As of 1936, the author noted: "That house, a rugged log house, still stands and has the unique reputation of having been in three states and four counties. When built the state was North Carolina, then changed to the State of Franklin, and later to Tennessee.
"Wiley W. Gray came into young manhood the first year of the Civil War (1861), enlisted in the Southern cause and served four years," Brown noted. "He was twice wounded, first at New Hope Church in Georgia and later at Noonan, Ga."
His biggest impact locally, however, came back in his native birth region.
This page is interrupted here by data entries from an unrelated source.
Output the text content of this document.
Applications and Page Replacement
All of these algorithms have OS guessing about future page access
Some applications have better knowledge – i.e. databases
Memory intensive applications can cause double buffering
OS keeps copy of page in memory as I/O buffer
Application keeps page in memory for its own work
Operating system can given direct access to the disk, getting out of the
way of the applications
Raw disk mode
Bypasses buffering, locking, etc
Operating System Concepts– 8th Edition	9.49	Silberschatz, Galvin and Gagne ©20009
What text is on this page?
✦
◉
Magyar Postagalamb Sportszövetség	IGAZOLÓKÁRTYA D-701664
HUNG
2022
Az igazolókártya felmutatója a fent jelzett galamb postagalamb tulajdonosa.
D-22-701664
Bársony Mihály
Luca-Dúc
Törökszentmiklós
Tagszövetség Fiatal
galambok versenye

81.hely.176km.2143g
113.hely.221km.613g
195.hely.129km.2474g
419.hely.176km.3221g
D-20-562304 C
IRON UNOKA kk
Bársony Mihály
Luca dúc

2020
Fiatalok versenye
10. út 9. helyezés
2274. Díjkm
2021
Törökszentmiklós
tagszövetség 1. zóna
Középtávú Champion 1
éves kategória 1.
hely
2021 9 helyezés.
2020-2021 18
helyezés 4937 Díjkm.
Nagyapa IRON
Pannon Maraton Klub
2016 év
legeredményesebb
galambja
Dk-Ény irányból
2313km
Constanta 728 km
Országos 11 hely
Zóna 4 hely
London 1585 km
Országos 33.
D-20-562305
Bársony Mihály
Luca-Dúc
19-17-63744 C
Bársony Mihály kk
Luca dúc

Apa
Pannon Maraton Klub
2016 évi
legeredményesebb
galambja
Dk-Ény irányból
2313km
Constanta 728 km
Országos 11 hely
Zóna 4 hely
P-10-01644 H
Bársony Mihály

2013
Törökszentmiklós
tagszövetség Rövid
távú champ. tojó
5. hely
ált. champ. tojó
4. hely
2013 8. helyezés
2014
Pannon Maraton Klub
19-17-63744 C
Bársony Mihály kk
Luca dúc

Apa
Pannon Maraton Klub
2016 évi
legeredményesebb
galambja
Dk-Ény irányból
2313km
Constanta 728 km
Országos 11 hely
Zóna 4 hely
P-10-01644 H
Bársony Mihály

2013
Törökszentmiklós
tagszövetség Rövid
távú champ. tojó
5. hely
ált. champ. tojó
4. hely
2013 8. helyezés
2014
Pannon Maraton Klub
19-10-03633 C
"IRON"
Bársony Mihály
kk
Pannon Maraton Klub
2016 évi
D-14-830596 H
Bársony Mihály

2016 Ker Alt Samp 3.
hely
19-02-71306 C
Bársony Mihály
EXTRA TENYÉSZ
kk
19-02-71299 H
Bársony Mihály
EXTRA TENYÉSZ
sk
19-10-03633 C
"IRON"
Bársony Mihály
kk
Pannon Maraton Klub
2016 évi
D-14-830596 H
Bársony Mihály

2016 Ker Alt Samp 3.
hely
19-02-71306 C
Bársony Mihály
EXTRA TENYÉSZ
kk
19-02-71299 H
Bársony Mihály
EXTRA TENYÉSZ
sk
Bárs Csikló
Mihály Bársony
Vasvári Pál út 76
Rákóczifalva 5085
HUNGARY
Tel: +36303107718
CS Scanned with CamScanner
"More than a century of his life was spent in public office ... (Cannon County) trustee, county court clerk, and clerk & master," Brown reported.
He spent many more years as an educator in Woodbury public schools.
READYVILLE: "Early settlers in and around Readyville were Elam McKnight, Robert "Major" Bryson, Harry Duggin, Pressley Duggin, Munford Peyton, Burt Cooper, William Patrick, Armstead Francis, John Coffey Leach, Billy Leach, George Alexander and Wiley Davenport," historian Brown traced back in time.
Many of those family names remain alive and well in present-day life of Rutherford and Cannon counties, that share the community of Readyville, the first community in Rutherford County to get electricity, even before Murfreesboro.
Charles Ready was another noted early Readyville settler, who built the first mill at Readyville which was later owned and operated by Spence Talley, George Brandon, (who settled there in 1803), John Martin and Joshua Barton.
The Readyville Mill provided the water power to produce the first electricity recorded in Cannon and Rutherford counties.